Professor Andry Rakotonirainy presents on 'Disruption In Action: The True Impact Driverless Cars Could Have on Society' at CXO Disrupt Brisbane.


The driverless car is already here. But just how might it transform and disrupt? Not just in terms of the way we live and work and use what is available to us in our day-to-day urban experience, but our relationship with the entire ecosystem that is built around the automobile.

Then there is that nebulous, but at the same time very tangible relationship between the human driver and a machine that is, and always will be, more than a form of transportation for billions.

To put it another way, when was the last time you heard anyone give a pet name to their fridge?

Does this mean that the greatest obstacle that stands between the driverless automobile is the driver who doesn’t want to ‘give up’ their car and all that that means?

Professor Andry Rakotonirainy, presenting at CXO Disrupt

These were some of the compelling thought satellites that swept over the automated vehicle discussion presented by Andry Rakotonirainy at OmniChannel Media’s CXO Disrupt event in Brisbane earlier in the month.

Rakotonirainy, an expert in the intelligent transport systems, told the packed auditorium that the insights he would deliver derived from his and colleagues recent research activity.

The talk argued the inherent virtues of the driverless transport environment in terms of safety, monetary savings, environmental impact and urban ‘liveability’.

Rakotonirainy explained that there is an average of 1.24 million traffic fatalities every year; 92% of these due to human error. “Take the driver out of the loop,” he concluded, “you save lives.”

The broad research question he and colleagues face is therefore, ‘how do we change human behaviour in order to improve safety?’

Right now, he said, no system can “match the human response to the unexpected [so] we have to teach the computer how to respond to the long tail of unlikely critical events.”

Communicating via the “Internet of Things”
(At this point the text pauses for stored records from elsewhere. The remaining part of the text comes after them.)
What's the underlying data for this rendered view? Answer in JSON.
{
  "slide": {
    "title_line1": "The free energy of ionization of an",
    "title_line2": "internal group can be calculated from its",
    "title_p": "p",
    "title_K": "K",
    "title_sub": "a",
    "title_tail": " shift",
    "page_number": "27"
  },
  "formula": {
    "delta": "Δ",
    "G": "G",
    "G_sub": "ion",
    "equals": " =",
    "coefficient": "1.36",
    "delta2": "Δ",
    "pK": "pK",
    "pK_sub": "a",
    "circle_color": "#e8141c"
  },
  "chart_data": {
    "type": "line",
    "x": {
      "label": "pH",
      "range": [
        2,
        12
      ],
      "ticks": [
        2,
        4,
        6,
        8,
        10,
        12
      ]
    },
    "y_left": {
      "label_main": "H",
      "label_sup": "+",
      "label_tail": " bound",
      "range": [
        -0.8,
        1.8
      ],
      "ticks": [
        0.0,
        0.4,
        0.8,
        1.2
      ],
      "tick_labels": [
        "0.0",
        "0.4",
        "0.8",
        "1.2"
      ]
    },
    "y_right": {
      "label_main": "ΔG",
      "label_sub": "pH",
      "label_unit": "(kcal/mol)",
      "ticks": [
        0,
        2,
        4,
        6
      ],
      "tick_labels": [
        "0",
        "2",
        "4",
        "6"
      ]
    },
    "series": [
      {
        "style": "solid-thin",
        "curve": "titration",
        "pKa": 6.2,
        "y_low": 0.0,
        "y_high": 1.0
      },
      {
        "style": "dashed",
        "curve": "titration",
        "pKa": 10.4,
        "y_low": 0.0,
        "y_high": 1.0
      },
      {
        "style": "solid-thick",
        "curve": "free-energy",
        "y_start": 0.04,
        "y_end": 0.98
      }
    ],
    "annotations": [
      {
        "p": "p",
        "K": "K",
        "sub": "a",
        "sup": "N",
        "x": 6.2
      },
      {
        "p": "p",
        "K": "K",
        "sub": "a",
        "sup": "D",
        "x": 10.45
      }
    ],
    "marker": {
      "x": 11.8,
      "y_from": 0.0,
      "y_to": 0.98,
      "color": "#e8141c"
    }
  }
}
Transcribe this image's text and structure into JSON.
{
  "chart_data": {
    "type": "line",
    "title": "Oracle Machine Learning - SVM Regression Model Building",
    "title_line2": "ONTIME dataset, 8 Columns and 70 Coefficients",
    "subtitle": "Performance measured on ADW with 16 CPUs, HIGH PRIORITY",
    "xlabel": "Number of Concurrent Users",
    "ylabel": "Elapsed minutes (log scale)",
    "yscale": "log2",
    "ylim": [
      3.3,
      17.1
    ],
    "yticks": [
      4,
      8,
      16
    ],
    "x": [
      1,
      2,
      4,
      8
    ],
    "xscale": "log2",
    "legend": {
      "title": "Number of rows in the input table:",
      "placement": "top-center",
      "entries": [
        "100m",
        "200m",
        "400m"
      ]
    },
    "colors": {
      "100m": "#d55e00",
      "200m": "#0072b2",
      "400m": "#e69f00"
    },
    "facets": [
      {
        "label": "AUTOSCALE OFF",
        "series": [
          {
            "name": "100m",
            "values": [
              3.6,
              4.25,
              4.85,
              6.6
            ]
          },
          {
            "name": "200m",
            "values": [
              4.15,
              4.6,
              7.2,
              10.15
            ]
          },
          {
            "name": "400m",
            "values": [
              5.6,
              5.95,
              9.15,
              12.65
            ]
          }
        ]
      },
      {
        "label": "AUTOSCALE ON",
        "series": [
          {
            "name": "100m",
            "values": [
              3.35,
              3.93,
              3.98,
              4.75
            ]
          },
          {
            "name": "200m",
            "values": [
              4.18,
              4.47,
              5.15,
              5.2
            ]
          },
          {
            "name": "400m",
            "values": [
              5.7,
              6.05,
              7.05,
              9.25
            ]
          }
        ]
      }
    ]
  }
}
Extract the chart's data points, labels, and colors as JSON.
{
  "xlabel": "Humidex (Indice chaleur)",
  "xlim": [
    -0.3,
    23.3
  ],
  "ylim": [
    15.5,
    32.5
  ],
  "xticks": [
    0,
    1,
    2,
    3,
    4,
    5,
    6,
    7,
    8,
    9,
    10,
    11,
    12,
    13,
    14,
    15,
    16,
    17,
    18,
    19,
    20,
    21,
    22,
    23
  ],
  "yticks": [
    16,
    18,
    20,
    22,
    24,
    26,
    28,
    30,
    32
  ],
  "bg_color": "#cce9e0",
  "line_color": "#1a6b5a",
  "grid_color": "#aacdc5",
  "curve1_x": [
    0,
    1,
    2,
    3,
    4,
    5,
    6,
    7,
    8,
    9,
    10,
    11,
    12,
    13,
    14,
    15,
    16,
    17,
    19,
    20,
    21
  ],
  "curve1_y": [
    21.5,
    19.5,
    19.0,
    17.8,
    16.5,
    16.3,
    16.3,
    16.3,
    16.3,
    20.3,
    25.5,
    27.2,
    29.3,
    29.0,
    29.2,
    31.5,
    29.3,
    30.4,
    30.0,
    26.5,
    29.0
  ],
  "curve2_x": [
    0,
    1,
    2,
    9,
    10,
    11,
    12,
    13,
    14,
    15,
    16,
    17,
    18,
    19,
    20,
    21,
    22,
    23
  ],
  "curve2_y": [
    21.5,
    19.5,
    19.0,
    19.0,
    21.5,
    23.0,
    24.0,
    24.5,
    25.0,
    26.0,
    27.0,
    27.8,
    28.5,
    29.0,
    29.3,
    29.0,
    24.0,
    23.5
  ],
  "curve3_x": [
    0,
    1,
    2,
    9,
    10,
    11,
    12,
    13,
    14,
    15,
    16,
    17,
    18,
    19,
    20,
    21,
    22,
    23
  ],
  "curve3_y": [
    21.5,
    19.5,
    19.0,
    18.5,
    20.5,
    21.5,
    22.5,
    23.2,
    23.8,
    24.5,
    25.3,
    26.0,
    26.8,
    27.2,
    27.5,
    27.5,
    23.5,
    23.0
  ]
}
The future of the driverless car envisages a scenario where vehicles can ‘talk’ to each other and anticipate issues. Each vehicle would be equipped with GPS guidance, and visual tracking and radar technology enabling safe and precise orientation relative to objects it is sharing space with.


“The problem is not the technology,” he said, explaining that the basic platforms are already in place. “But the mix of vehicles, the driverless vehicle [must negotiate with, including] bicycles, pedestrian’s and other non-autonomous cars.”

In this world the Internet of Things (IoT), the Cloud, and the autonomous vehicle will intersect and this will mean, “data is the new crude oil,” he said.

“We are facing a tsunami of data and the people who emerge from this very complex system are people who can analyse that data.”

Amongst the benefits Rakotonirainy outlined in terms of a new ecosystem created by the driverless car was a linking of meaningful work time, and a softening of environmental and urban impact.

Professor Rakotonirainy, presenting at CXO Disrupt

Using Brisbane as a test case, he said that 30% of the congestion the city experiences’ was down to “people looking for a park.”

In a driverless transport environment vehicle ownership as we know it would be a thing of the past, cars would be ‘shared’ by multiple users, making the car space largely obsolete, since a huge percentage would not need to ‘park’.

He imagined a transport environment without buses and taxis, fewer vehicles, enabling more efficient journeys, producing cleaner air, better energy to use rates, and passengers spending less time travelling allowing the more productive pursuits. “If only five minutes of the average time spent in a car were monetised a global revenue pool of 25billion Euros with profitability emerges,” he said.

Rakotonirainy says that by 2028 the first fully autonomous will appear; by 2032, 50% of vehicles sold will be self-driving.

Still, this future is predicated on thought leaders ability to offer the consumer an experience where people feel safe and secure…can the car risk being another ‘thing’ in the Internet of Things or can it remain an experience? It is mistake to focus on the technology Rakotonirainy said. The real question he asked was: is the consumer prepared to surrender the wheel and the ‘last bastion of freedom’ the car still represents for so many? Will they rebel and resist this technological intervention?

“We design products, but ‘things’ we sell,” he said. “We sell the individual, social, cultural experience and the benefits they engender.”

In the end he also admitted: “People love their V8s and their burnouts.”